When data is damaged during reception of an I frame, the communication protocol control circuit 1 sends a data reception error signal to the communication interface control circuit 4. When the communication interface control circuit 4 receiving this has already successfully received some data frames, the communication interface control circuit 4 performs the same operation as described above.
The RXD write pointer and the number of RXD valid points are updated, and the value of the RXD current write pointer 3-13 is updated each time the RXD write pointer is subsequently received. Receiving this, the external interface control circuit 5 updates the RXD read pointer 3-11 to a value obtained by subtracting -1 from the value indicated by the RXD current write pointer, after transferring data by the same operation as described above.

Also, when an I frame reception sequence number error is received, the same operation as described above is performed.

In the above embodiment, even when an I frame reception sequence number error occurs, the area of the communication memory 2 is updated when the I frame is subsequently received. At the time of occurrence, it is possible to instruct the communication protocol control circuit 1 not to update the allocation of the area of the communication memory 2.

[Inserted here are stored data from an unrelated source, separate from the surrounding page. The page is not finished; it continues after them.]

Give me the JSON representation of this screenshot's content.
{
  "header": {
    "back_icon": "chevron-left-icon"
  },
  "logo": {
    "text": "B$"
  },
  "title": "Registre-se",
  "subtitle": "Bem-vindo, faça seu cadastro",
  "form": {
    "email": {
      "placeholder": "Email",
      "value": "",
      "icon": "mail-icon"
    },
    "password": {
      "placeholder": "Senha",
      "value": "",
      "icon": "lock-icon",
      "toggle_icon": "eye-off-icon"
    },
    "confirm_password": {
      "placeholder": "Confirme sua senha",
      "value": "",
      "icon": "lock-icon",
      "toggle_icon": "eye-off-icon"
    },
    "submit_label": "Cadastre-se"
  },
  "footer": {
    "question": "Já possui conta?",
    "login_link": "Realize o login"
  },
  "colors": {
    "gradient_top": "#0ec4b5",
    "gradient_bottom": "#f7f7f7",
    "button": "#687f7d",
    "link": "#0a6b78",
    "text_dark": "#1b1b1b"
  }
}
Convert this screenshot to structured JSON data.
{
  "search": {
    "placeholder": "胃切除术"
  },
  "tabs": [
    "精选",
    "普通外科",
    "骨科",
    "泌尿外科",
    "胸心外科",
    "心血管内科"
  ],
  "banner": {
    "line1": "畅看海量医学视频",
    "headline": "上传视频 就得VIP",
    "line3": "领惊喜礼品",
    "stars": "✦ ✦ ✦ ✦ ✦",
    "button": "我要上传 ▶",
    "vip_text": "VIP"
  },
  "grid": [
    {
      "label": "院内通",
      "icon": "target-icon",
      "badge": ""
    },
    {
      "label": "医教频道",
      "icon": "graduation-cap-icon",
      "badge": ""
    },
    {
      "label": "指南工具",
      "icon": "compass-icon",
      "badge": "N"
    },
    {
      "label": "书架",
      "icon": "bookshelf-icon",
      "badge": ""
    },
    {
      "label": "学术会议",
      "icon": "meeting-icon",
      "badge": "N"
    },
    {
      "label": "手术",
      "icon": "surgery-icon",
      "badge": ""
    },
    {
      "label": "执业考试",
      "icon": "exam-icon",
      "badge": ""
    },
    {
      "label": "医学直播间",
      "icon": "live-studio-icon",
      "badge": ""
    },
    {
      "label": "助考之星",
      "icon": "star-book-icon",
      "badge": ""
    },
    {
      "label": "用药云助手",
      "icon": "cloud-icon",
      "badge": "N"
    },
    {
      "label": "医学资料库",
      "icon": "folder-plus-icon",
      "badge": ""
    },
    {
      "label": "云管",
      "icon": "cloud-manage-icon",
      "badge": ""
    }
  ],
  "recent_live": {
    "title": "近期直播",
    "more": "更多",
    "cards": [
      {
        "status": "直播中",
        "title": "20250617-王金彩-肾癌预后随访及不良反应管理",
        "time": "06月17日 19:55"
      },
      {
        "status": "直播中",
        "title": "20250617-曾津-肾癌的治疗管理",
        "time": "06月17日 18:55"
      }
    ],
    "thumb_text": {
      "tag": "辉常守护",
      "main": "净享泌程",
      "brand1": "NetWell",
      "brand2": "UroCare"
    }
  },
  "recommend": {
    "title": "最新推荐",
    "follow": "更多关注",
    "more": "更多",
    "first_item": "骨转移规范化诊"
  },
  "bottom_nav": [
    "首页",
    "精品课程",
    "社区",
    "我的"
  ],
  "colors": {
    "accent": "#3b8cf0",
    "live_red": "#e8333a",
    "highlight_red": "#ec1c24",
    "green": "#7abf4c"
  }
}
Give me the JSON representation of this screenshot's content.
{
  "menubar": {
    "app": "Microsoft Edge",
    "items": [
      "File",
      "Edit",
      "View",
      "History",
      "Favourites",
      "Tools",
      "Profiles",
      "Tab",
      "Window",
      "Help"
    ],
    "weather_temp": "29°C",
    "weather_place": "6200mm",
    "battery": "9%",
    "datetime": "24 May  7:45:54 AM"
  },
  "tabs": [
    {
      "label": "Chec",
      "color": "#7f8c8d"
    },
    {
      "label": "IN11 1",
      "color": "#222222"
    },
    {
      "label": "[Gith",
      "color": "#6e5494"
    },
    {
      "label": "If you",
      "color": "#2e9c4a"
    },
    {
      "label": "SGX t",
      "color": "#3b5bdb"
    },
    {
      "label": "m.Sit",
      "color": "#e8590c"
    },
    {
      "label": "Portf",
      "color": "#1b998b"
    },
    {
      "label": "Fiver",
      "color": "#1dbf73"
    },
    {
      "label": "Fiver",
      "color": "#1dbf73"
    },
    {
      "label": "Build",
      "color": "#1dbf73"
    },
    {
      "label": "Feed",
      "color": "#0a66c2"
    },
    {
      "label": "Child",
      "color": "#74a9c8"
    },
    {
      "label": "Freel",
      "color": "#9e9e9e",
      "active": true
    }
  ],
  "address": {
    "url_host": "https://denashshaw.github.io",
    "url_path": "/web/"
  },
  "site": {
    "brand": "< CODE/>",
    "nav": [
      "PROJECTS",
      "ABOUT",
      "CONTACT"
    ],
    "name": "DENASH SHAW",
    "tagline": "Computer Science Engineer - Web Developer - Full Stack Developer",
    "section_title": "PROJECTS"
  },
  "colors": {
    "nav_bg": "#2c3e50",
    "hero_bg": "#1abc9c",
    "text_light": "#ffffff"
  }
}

If the external interface is configured to simply send data, the external interface buffer memory 6 can be omitted. Also,
The external interface control circuit 5 can be shared by the communication interface control circuit 4, and a direct memory access controller can be used instead of the external interface control circuit 5.

[0032]

As described above, according to the present invention,
In the control circuit of the external interface, it becomes possible to have a fixed map of the divided memory area,
Control of data extraction from the communication memory is simplified,
Moreover, the monitoring control of the unused area of the communication memory can be simplified, and the utilization efficiency of the memory area can be improved.

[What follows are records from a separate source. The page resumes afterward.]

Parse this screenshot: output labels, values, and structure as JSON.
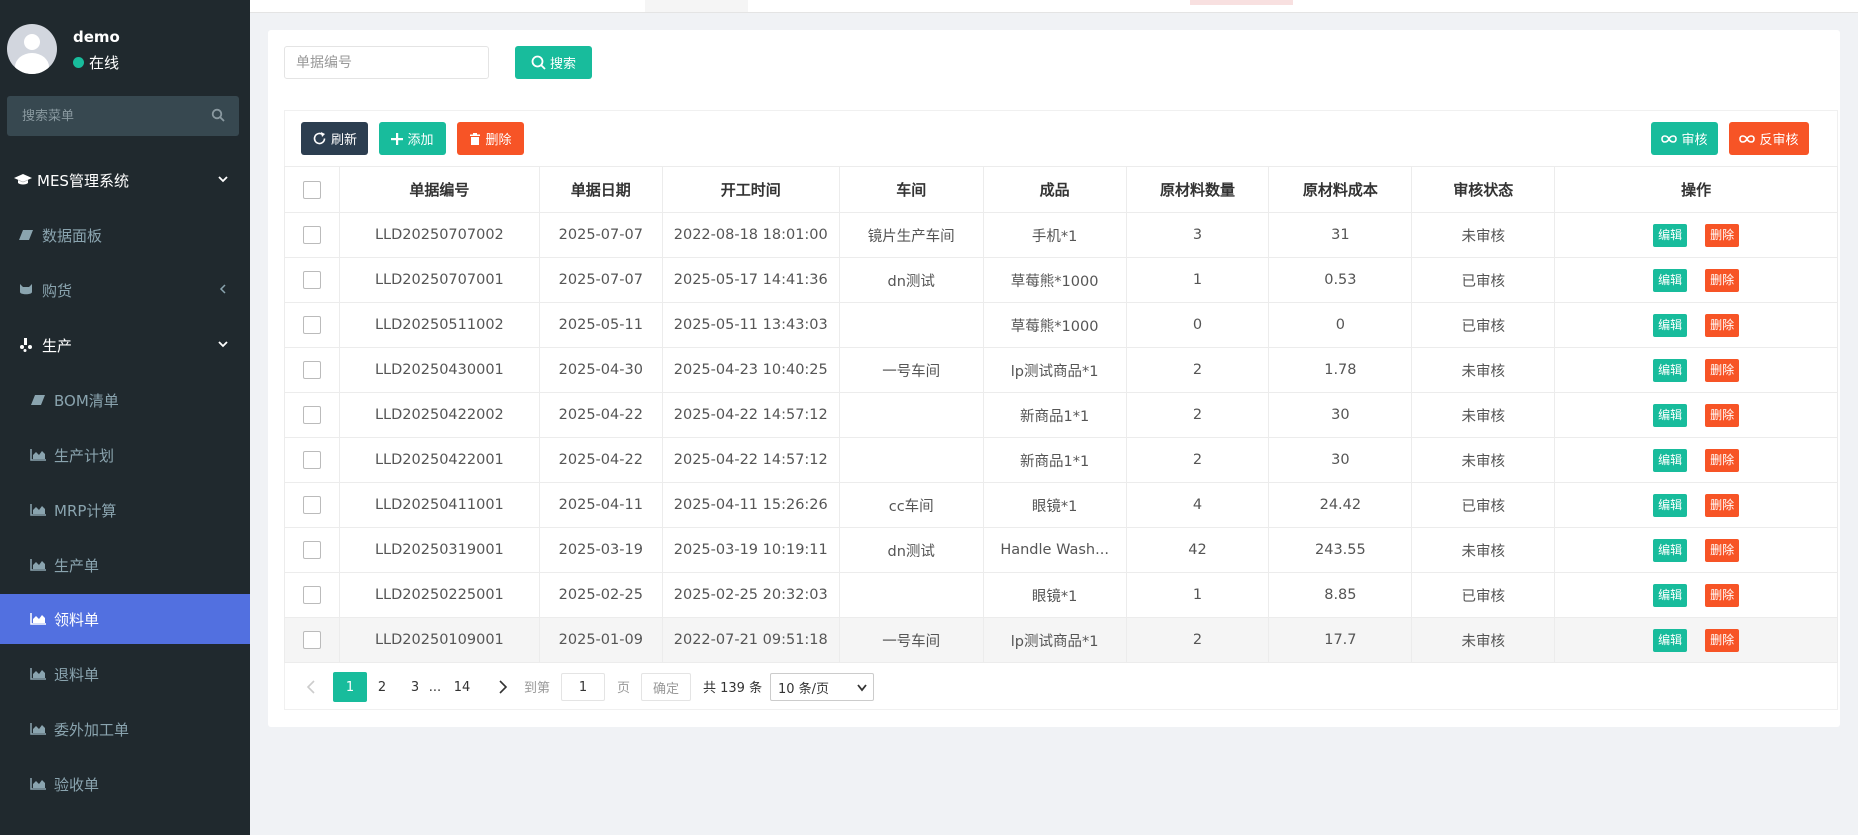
{
  "user": {
    "name": "demo",
    "status": "在线"
  },
  "sidebar": {
    "search_placeholder": "搜索菜单",
    "header": "MES管理系统",
    "items": [
      {
        "label": "数据面板"
      },
      {
        "label": "购货"
      },
      {
        "label": "生产"
      },
      {
        "label": "BOM清单"
      },
      {
        "label": "生产计划"
      },
      {
        "label": "MRP计算"
      },
      {
        "label": "生产单"
      },
      {
        "label": "领料单"
      },
      {
        "label": "退料单"
      },
      {
        "label": "委外加工单"
      },
      {
        "label": "验收单"
      }
    ]
  },
  "search": {
    "placeholder": "单据编号",
    "button": "搜索"
  },
  "toolbar": {
    "refresh": "刷新",
    "add": "添加",
    "delete": "删除",
    "approve": "审核",
    "unapprove": "反审核"
  },
  "table": {
    "headers": [
      "单据编号",
      "单据日期",
      "开工时间",
      "车间",
      "成品",
      "原材料数量",
      "原材料成本",
      "审核状态",
      "操作"
    ],
    "rows": [
      [
        "LLD20250707002",
        "2025-07-07",
        "2022-08-18 18:01:00",
        "镜片生产车间",
        "手机*1",
        "3",
        "31",
        "未审核"
      ],
      [
        "LLD20250707001",
        "2025-07-07",
        "2025-05-17 14:41:36",
        "dn测试",
        "草莓熊*1000",
        "1",
        "0.53",
        "已审核"
      ],
      [
        "LLD20250511002",
        "2025-05-11",
        "2025-05-11 13:43:03",
        "",
        "草莓熊*1000",
        "0",
        "0",
        "已审核"
      ],
      [
        "LLD20250430001",
        "2025-04-30",
        "2025-04-23 10:40:25",
        "一号车间",
        "lp测试商品*1",
        "2",
        "1.78",
        "未审核"
      ],
      [
        "LLD20250422002",
        "2025-04-22",
        "2025-04-22 14:57:12",
        "",
        "新商品1*1",
        "2",
        "30",
        "未审核"
      ],
      [
        "LLD20250422001",
        "2025-04-22",
        "2025-04-22 14:57:12",
        "",
        "新商品1*1",
        "2",
        "30",
        "未审核"
      ],
      [
        "LLD20250411001",
        "2025-04-11",
        "2025-04-11 15:26:26",
        "cc车间",
        "眼镜*1",
        "4",
        "24.42",
        "已审核"
      ],
      [
        "LLD20250319001",
        "2025-03-19",
        "2025-03-19 10:19:11",
        "dn测试",
        "Handle Wash...",
        "42",
        "243.55",
        "未审核"
      ],
      [
        "LLD20250225001",
        "2025-02-25",
        "2025-02-25 20:32:03",
        "",
        "眼镜*1",
        "1",
        "8.85",
        "已审核"
      ],
      [
        "LLD20250109001",
        "2025-01-09",
        "2022-07-21 09:51:18",
        "一号车间",
        "lp测试商品*1",
        "2",
        "17.7",
        "未审核"
      ]
    ],
    "row_edit": "编辑",
    "row_delete": "删除"
  },
  "pagination": {
    "pages": [
      "1",
      "2",
      "3",
      "...",
      "14"
    ],
    "goto_label": "到第",
    "goto_value": "1",
    "page_unit": "页",
    "confirm": "确定",
    "total": "共 139 条",
    "page_size": "10 条/页"
  },
  "colors": {
    "sidebar": "#20292e",
    "active": "#5270e0",
    "primary": "#18bc9c",
    "danger": "#f75426",
    "dark": "#2c3e50"
  }
}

[Brief description of drawings]

FIG. 1 is a block diagram showing an embodiment of the present invention.

FIG. 2 is a schematic diagram showing the contents of a memory map in the above embodiment.

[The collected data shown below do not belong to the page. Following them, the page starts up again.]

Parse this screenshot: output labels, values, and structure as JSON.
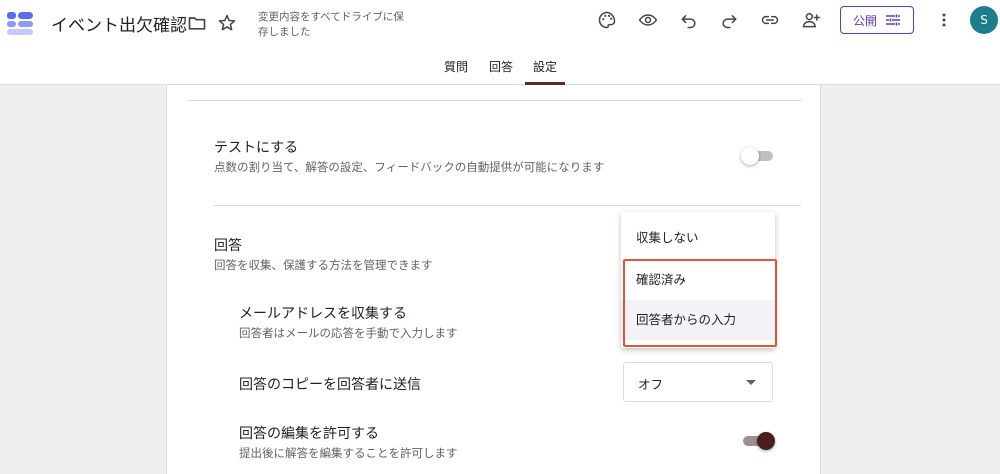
{
  "header": {
    "title": "イベント出欠確認",
    "save_status": "変更内容をすべてドライブに保存しました",
    "publish_label": "公開",
    "avatar_initial": "S",
    "icons": [
      "folder-icon",
      "star-icon",
      "palette-icon",
      "preview-eye-icon",
      "undo-icon",
      "redo-icon",
      "link-icon",
      "add-collaborator-icon",
      "sliders-icon",
      "more-vert-icon"
    ]
  },
  "tabs": [
    {
      "label": "質問"
    },
    {
      "label": "回答"
    },
    {
      "label": "設定",
      "active": true
    }
  ],
  "settings": {
    "quiz": {
      "title": "テストにする",
      "description": "点数の割り当て、解答の設定、フィードバックの自動提供が可能になります",
      "enabled": false
    },
    "responses": {
      "title": "回答",
      "description": "回答を収集、保護する方法を管理できます",
      "collect_email": {
        "title": "メールアドレスを収集する",
        "description": "回答者はメールの応答を手動で入力します"
      },
      "send_copy": {
        "title": "回答のコピーを回答者に送信",
        "value": "オフ"
      },
      "allow_edit": {
        "title": "回答の編集を許可する",
        "description": "提出後に解答を編集することを許可します",
        "enabled": true
      }
    }
  },
  "dropdown": {
    "options": [
      "収集しない",
      "確認済み",
      "回答者からの入力"
    ],
    "hovered_index": 2
  },
  "colors": {
    "accent": "#673ab7",
    "tab_active": "#5b2c2c",
    "highlight": "#e5533a",
    "toggle_on": "#4a1e1e"
  }
}
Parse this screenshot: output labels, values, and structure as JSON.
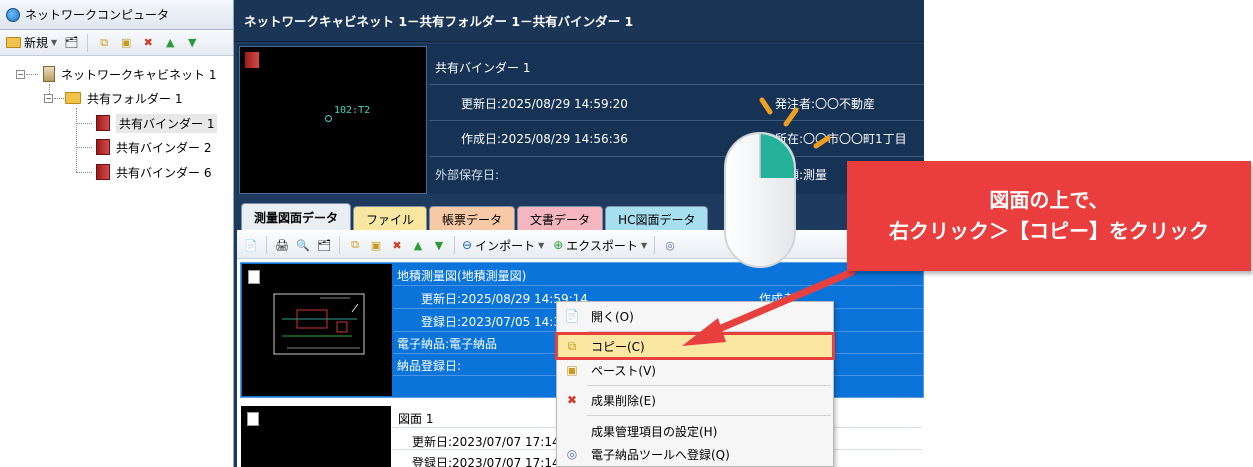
{
  "left_pane": {
    "title": "ネットワークコンピュータ",
    "toolbar": {
      "new_label": "新規"
    },
    "tree": {
      "cabinet": "ネットワークキャビネット 1",
      "folder": "共有フォルダー 1",
      "binders": [
        "共有バインダー 1",
        "共有バインダー 2",
        "共有バインダー 6"
      ]
    }
  },
  "right_pane": {
    "path": "ネットワークキャビネット 1－共有フォルダー 1－共有バインダー 1",
    "info": {
      "name": "共有バインダー 1",
      "thumb_label": "102:T2",
      "updated": "更新日:2025/08/29 14:59:20",
      "created": "作成日:2025/08/29 14:56:36",
      "external": "外部保存日:",
      "orderer": "発注者:〇〇不動産",
      "location": "所在:〇〇市〇〇町1丁目",
      "category": "分類:測量"
    },
    "tabs": [
      {
        "label": "測量図面データ",
        "color": "#e9eef4"
      },
      {
        "label": "ファイル",
        "color": "#f7e7a0"
      },
      {
        "label": "帳票データ",
        "color": "#f7c9a6"
      },
      {
        "label": "文書データ",
        "color": "#f4b7c0"
      },
      {
        "label": "HC図面データ",
        "color": "#a8dff0"
      }
    ],
    "toolbar": {
      "import_label": "インポート",
      "export_label": "エクスポート"
    },
    "records": [
      {
        "title": "地積測量図(地積測量図)",
        "updated": "更新日:2025/08/29 14:59:14",
        "registered": "登録日:2023/07/05 14:37",
        "creator": "作成者:",
        "einput": "電子納品:電子納品",
        "delivery": "納品登録日:"
      },
      {
        "title": "図面 1",
        "updated": "更新日:2023/07/07 17:14:56",
        "registered": "登録日:2023/07/07 17:14:55"
      }
    ]
  },
  "context_menu": {
    "items": [
      {
        "label": "開く(O)",
        "icon": "open-icon"
      },
      {
        "label": "コピー(C)",
        "icon": "copy-icon"
      },
      {
        "label": "ペースト(V)",
        "icon": "paste-icon"
      },
      {
        "label": "成果削除(E)",
        "icon": "delete-icon"
      },
      {
        "label": "成果管理項目の設定(H)",
        "icon": "settings-icon"
      },
      {
        "label": "電子納品ツールへ登録(Q)",
        "icon": "register-icon"
      }
    ]
  },
  "callout": {
    "line1": "図面の上で、",
    "line2": "右クリック＞【コピー】をクリック"
  },
  "colors": {
    "callout": "#ea3d3d",
    "selected_row": "#0a74da",
    "mouse_accent": "#24b39a",
    "click_marks": "#f0a020"
  }
}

FIG. 3 is a state transition diagram showing an example of data communication control in the above embodiment.

FIG. 4 is a schematic diagram showing a structure of communication data.

[Explanation of symbols]

 1 ... Wireless protocol control circuit, 2 ... Communication memory, 3 ... Status memory, 4 ... Communication interface control circuit, 5 ... External interface control circuit, 6 ... Buffer memory.

Claims (1)

[Claims] 1. A communication interface circuit having a control circuit for controlling a communication protocol and a communication memory for storing all signals to be communicated; an external interface memory for extracting and storing only data sent by communication. And an external interface circuit having a control circuit for controlling transmission of data from the memory to the outside; a communication interface control circuit for controlling data transfer in each interface circuit; In a communication device that performs communication, storage means for circulating an area of the communication memory to store a received signal; first pointer means for indicating an area written in the communication memory; and in the communication memory. , The beginning of the area where the data is written, and the A second pointer means for indicating the number of blocks; and an updating means for advancing the value of the first pointer means according to the position of the communication control signal between the received data and the received data; method.